Let AR take care of setting the foreign key: document.pages.create!(:attribute2 => "etc...") if document.save

I'll give that a shot, thanks.

MRJ is right: leave the id handling to rails. but that goes for both Page and Document.

document = Document.new(:attribute => 'value') # set all attributes except :id, :project_id, :created_at, :updated_at project.documents << document

page = Page.new(:attribute => 'value') # same thing here document.pages << page

that's it. the only thing have to do to make this work is setting your relationships right:

class Project < ActiveRecord::Base   has_many :documents end

class Document < ActiveRecord::Base   has_many :pages   belongs_to :project end

class Page < ActiveRecord::Base   belongs_to :document end

hope this helps dominik

The models actually look like this: (notice the "has_one :page")

class Project < ActiveRecord::Base has_many :documents end

class Document < ActiveRecord::Base has_one :page belongs_to :project end

class Page < ActiveRecord::Base belongs_to :document end

Interestingly, your suggestions successfully save the document with:

project.documents << document

But the following fails:

document.page << page

However, it is successful when I specify the document.id in the attributes manually.

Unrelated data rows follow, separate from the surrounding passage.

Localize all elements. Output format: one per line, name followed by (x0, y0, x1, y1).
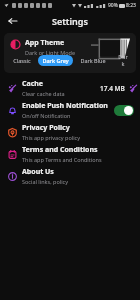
staticText: Dark Grey (42, 57, 69, 64)
staticText: Privacy Policy (22, 123, 70, 133)
staticText: Social links, policy (22, 178, 69, 185)
staticText: Dark (117, 53, 129, 67)
staticText: Cache (22, 79, 44, 89)
staticText: 90% (108, 2, 118, 9)
button[interactable]: About Us (0, 165, 140, 187)
staticText: 8:23 (126, 2, 136, 9)
button[interactable]: Terms and Conditions (0, 143, 140, 165)
button[interactable]: Dark (113, 51, 133, 69)
staticText: About Us (22, 167, 54, 177)
button[interactable] (114, 105, 134, 116)
button[interactable]: Enable Push Notification (0, 99, 140, 121)
staticText: On/off Notification (22, 112, 71, 119)
staticText: This app privacy policy (22, 134, 81, 141)
staticText: Settings (52, 15, 88, 27)
staticText: Enable Push Notification (22, 101, 108, 111)
staticText: Dark or Light Mode (25, 49, 76, 56)
staticText: Terms and Conditions (22, 145, 98, 155)
staticText: Clear cache data (22, 90, 65, 97)
staticText: This app Terms and Conditions (22, 156, 102, 163)
button[interactable]: Back (6, 14, 20, 28)
staticText: 17.4 MB (100, 84, 125, 93)
staticText: App Theme (25, 38, 65, 48)
button[interactable]: Dark Blue (76, 55, 110, 66)
button[interactable]: Classic (9, 55, 35, 66)
staticText: Dark Blue (80, 57, 106, 64)
staticText: Classic (13, 57, 31, 64)
button[interactable]: Dark Grey (38, 55, 73, 66)
button[interactable]: Cache (0, 77, 140, 99)
button[interactable]: Privacy Policy (0, 121, 140, 143)
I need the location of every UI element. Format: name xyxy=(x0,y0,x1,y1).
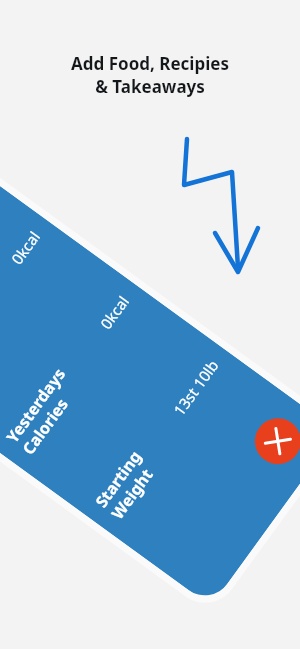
button[interactable]: Yesterdays Calories xyxy=(0,204,76,410)
staticText: 0kcal xyxy=(7,226,44,268)
staticText: 13st 10lb xyxy=(169,356,223,419)
staticText: 0kcal xyxy=(96,291,134,333)
staticText: Yesterdays Calories xyxy=(1,364,85,458)
staticText: Add Food, Recipies & Takeaways xyxy=(71,52,229,98)
button[interactable]: Starting Weight xyxy=(67,333,254,539)
button[interactable]: Close xyxy=(246,409,300,473)
staticText: Starting Weight xyxy=(90,446,162,523)
button[interactable]: Yesterdays Calories xyxy=(0,268,165,475)
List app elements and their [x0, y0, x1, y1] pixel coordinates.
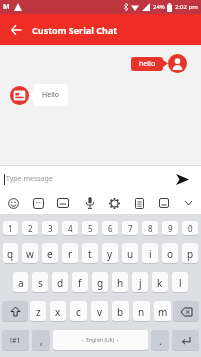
- staticText: e: [47, 247, 53, 261]
- staticText: q: [7, 247, 14, 261]
- staticText: M: [3, 2, 10, 12]
- staticText: p: [187, 247, 194, 261]
- staticText: f: [78, 276, 82, 290]
- button[interactable]: 8: [142, 221, 158, 236]
- button[interactable]: 7: [122, 221, 138, 236]
- button[interactable]: g: [92, 272, 108, 293]
- button[interactable]: v: [91, 301, 108, 322]
- staticText: Custom Serial Chat: [32, 24, 118, 36]
- staticText: 4: [68, 223, 73, 234]
- button[interactable]: b: [112, 301, 129, 322]
- staticText: c: [76, 305, 81, 319]
- staticText: w: [26, 247, 34, 261]
- button[interactable]: c: [70, 301, 87, 322]
- button[interactable]: j: [132, 272, 148, 293]
- button[interactable]: 1: [3, 221, 18, 236]
- button[interactable]: 5: [82, 221, 98, 236]
- button[interactable]: hello: [131, 57, 163, 71]
- staticText: !#1: [10, 336, 21, 346]
- staticText: .: [159, 334, 162, 348]
- staticText: g: [97, 276, 104, 290]
- button[interactable]: Type message: [4, 166, 189, 192]
- button[interactable]: z: [30, 301, 46, 322]
- button[interactable]: 3: [42, 221, 58, 236]
- staticText: j: [139, 276, 142, 290]
- button[interactable]: .: [151, 330, 169, 351]
- button[interactable]: 2: [22, 221, 38, 236]
- button[interactable]: !#1: [2, 330, 29, 351]
- button[interactable]: [178, 193, 198, 213]
- staticText: n: [138, 305, 145, 319]
- staticText: 7: [128, 223, 133, 234]
- button[interactable]: k: [152, 272, 168, 293]
- button[interactable]: u: [122, 243, 138, 264]
- button[interactable]: [3, 193, 23, 213]
- staticText: 24%: [153, 3, 165, 11]
- staticText: l: [179, 276, 182, 290]
- button[interactable]: h: [112, 272, 128, 293]
- button[interactable]: i: [142, 243, 158, 264]
- staticText: a: [18, 276, 24, 290]
- button[interactable]: [28, 193, 48, 213]
- staticText: v: [97, 305, 103, 319]
- button[interactable]: s: [32, 272, 48, 293]
- button[interactable]: p: [182, 243, 198, 264]
- staticText: k: [157, 276, 163, 290]
- button[interactable]: [7, 21, 25, 39]
- button[interactable]: 6: [102, 221, 118, 236]
- staticText: 9: [168, 223, 173, 234]
- button[interactable]: ,: [32, 330, 50, 351]
- button[interactable]: [173, 301, 199, 322]
- staticText: z: [36, 305, 41, 319]
- staticText: i: [149, 247, 152, 261]
- button[interactable]: l: [172, 272, 188, 293]
- button[interactable]: [104, 193, 124, 213]
- button[interactable]: 4: [62, 221, 78, 236]
- button[interactable]: w: [22, 243, 38, 264]
- staticText: y: [107, 247, 113, 261]
- staticText: h: [117, 276, 124, 290]
- staticText: 6: [108, 223, 113, 234]
- button[interactable]: [2, 301, 28, 322]
- button[interactable]: [172, 330, 199, 351]
- button[interactable]: 9: [162, 221, 178, 236]
- staticText: 3: [48, 223, 53, 234]
- button[interactable]: t: [82, 243, 98, 264]
- staticText: u: [127, 247, 134, 261]
- staticText: Type message: [6, 174, 53, 184]
- button[interactable]: ‹ English (UK) ›: [53, 330, 148, 351]
- staticText: Hello: [42, 90, 59, 100]
- staticText: 2: [28, 223, 33, 234]
- button[interactable]: d: [52, 272, 68, 293]
- button[interactable]: [154, 193, 174, 213]
- staticText: o: [167, 247, 174, 261]
- staticText: s: [38, 276, 43, 290]
- staticText: 1: [8, 223, 13, 234]
- button[interactable]: [129, 193, 149, 213]
- button[interactable]: m: [154, 301, 171, 322]
- staticText: 5: [88, 223, 93, 234]
- button[interactable]: e: [42, 243, 58, 264]
- staticText: t: [88, 247, 92, 261]
- button[interactable]: 0: [182, 221, 198, 236]
- button[interactable]: y: [102, 243, 118, 264]
- button[interactable]: Hello: [33, 84, 68, 106]
- button[interactable]: f: [72, 272, 88, 293]
- staticText: ‹ English (UK) ›: [82, 337, 119, 344]
- button[interactable]: [176, 174, 189, 185]
- button[interactable]: r: [62, 243, 78, 264]
- button[interactable]: o: [162, 243, 178, 264]
- staticText: r: [68, 247, 73, 261]
- button[interactable]: x: [50, 301, 66, 322]
- staticText: 8: [148, 223, 153, 234]
- staticText: 0: [188, 223, 193, 234]
- button[interactable]: q: [3, 243, 18, 264]
- button[interactable]: [80, 193, 100, 213]
- staticText: 2:02 pm: [175, 3, 198, 11]
- button[interactable]: [53, 193, 73, 213]
- button[interactable]: n: [133, 301, 150, 322]
- staticText: m: [158, 305, 168, 319]
- button[interactable]: a: [13, 272, 28, 293]
- staticText: x: [55, 305, 61, 319]
- staticText: d: [57, 276, 64, 290]
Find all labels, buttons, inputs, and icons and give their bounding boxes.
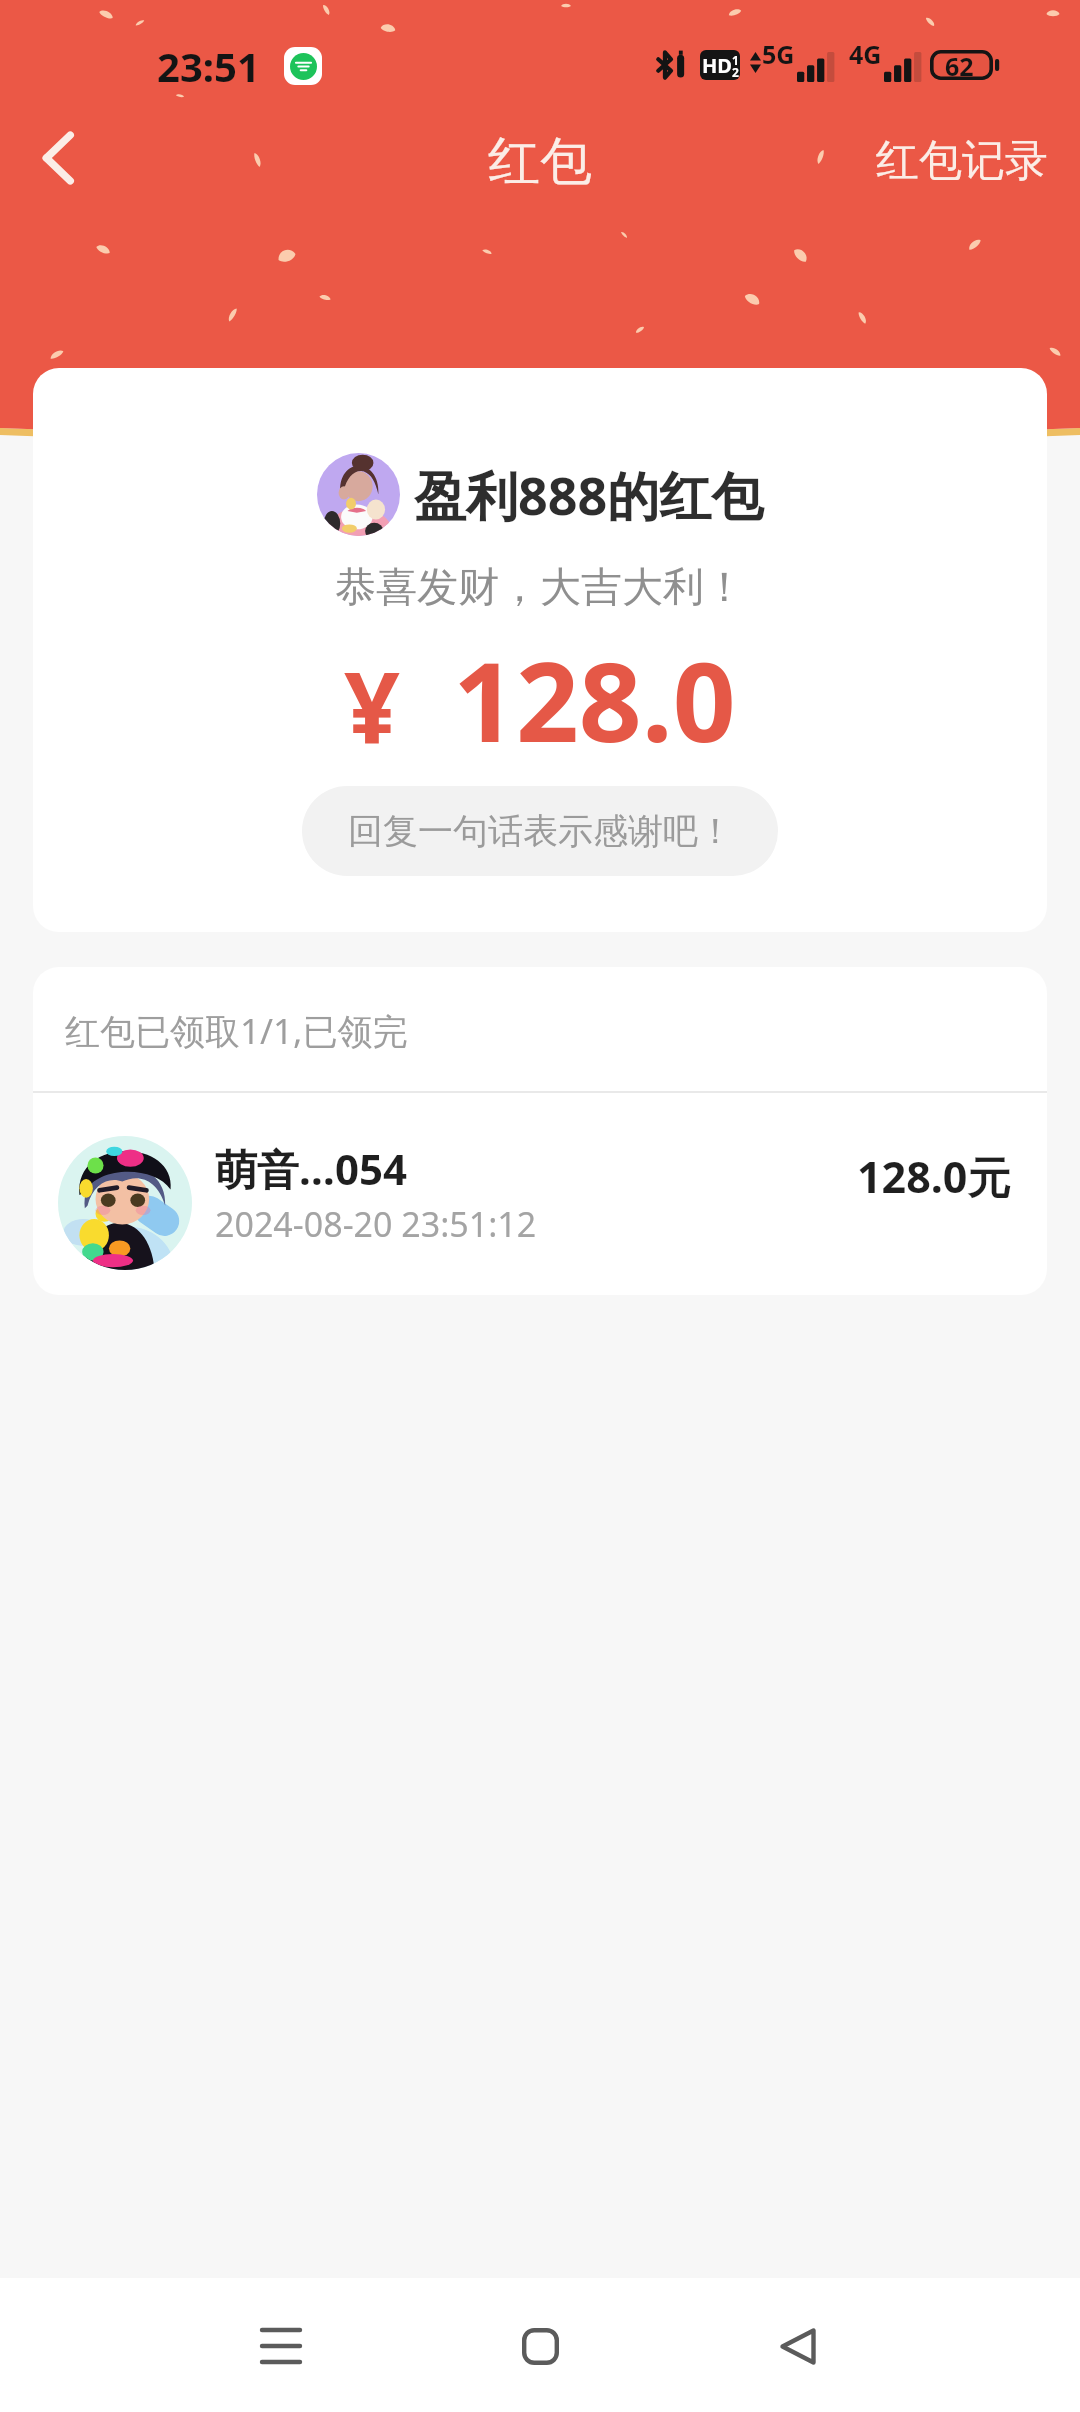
button[interactable]: 红包记录	[860, 126, 1064, 196]
staticText: 红包记录	[876, 134, 1048, 188]
staticText: 128.0元	[857, 1147, 1011, 1206]
staticText: 回复一句话表示感谢吧！	[348, 809, 733, 853]
staticText: 5G	[762, 37, 795, 71]
staticText: 恭喜发财，大吉大利！	[335, 562, 745, 614]
staticText: 2	[732, 64, 739, 78]
staticText: 红包已领取1/1,已领完	[65, 1007, 408, 1055]
staticText: 盈利888的红包	[414, 459, 764, 530]
staticText: 2024-08-20 23:51:12	[215, 1201, 537, 1247]
staticText: 红包	[488, 129, 592, 195]
staticText: HD	[702, 52, 732, 79]
button[interactable]: Back	[22, 122, 94, 194]
staticText: 萌音…054	[215, 1140, 407, 1197]
button[interactable]: Recent apps	[221, 2286, 341, 2406]
staticText: 128.0	[453, 624, 736, 774]
button[interactable]: Back	[738, 2286, 858, 2406]
staticText: 62	[945, 49, 974, 79]
staticText: 23:51	[157, 39, 260, 93]
button[interactable]: Home	[480, 2286, 600, 2406]
staticText: ¥	[344, 639, 401, 772]
button[interactable]: 萌音…054	[33, 1093, 1047, 1295]
button[interactable]: 回复一句话表示感谢吧！	[302, 786, 778, 876]
staticText: 4G	[849, 37, 882, 71]
staticText: 1	[732, 52, 739, 68]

Could there be a bug with has_one or am I just doing something wrong?

shagymoe wrote:

The models actually look like this: (notice the "has_one :page")

class Project < ActiveRecord::Base   has_many :documents end

class Document < ActiveRecord::Base   has_one :page   belongs_to :project end

class Page < ActiveRecord::Base   belongs_to :document end

Interestingly, your suggestions successfully save the document with:

project.documents << document

But the following fails:

document.page << page

However, it is successful when I specify the document.id in the attributes manually. Could there be a bug with has_one or am I just doing something wrong?

Unlike has_many, has_one isn't an AssociationCollection, and doesn't use the << concat operator. Instead:

document.page = page

or

document.create_page(:attribute1 => value1, ...)

^^ exactly!

Well, that works, but I'm still getting errors under heavy load and randomly under light load.

Have you dug into your stack trace? It may be a time-out error that is causing all this. Just a suggestion. Bharat

Well, I've narrowed this down to an after_create problem. I'm versioning the documents and each version depends on the most recent version created. So there is an after_create method that looks like this:

Don't like to reply to myself here, but basically I think this is coming down to the need to lock the entire table while each new document is being saved. That way no other session can calculate the same "next_version" until the current record is saved. Is this possible with transactions? What is the proper way to lock the entire table in rails? I'm not finding good info on this...

Thanks again.

What about a find using :first and :order by version descending to limit what you have to process...

What about a find using :first and :order by version descending to limit what you have to process...

I think two queries at the same time would still return the same version.

what's solving your problem is a mutual exclusion (called Mutex). you can try google/wiki to learn more about threading and mutex.

easy to implement:

class Document < ActiveRecord::Base   include 'Mutex_m'   ...

look here and check out the synchronize method: http://noobkit.com/show/ruby/ruby/standard-library/mutex_m.html

hope this helps.

Shagy Moe wrote:

I think two queries at the same time would still return the same version.

Actually I was thinking to simplify, minimizing the time your spending between the query and the return (you may still need the mutex as suggested above under heavy load scenarios)

def next_version   next_version = nil   unless self.parent_id.nil?     last = Document.find(:first, :order => 'version desc', :conditions -> ['parent_id = ?', self.id])     if last.nil?       next_version = (self.version.nil? ? '1' : self.version + '.1')     else       next_version = (last.version.nil? ? '1' : last.version.next)     end   end   return next_version end

I *think* this is an equivalent translation of your code, one query, and at most 2 tests before the answer is returned. I'm unsure whether the order will works for your case, but try it out if you're interested.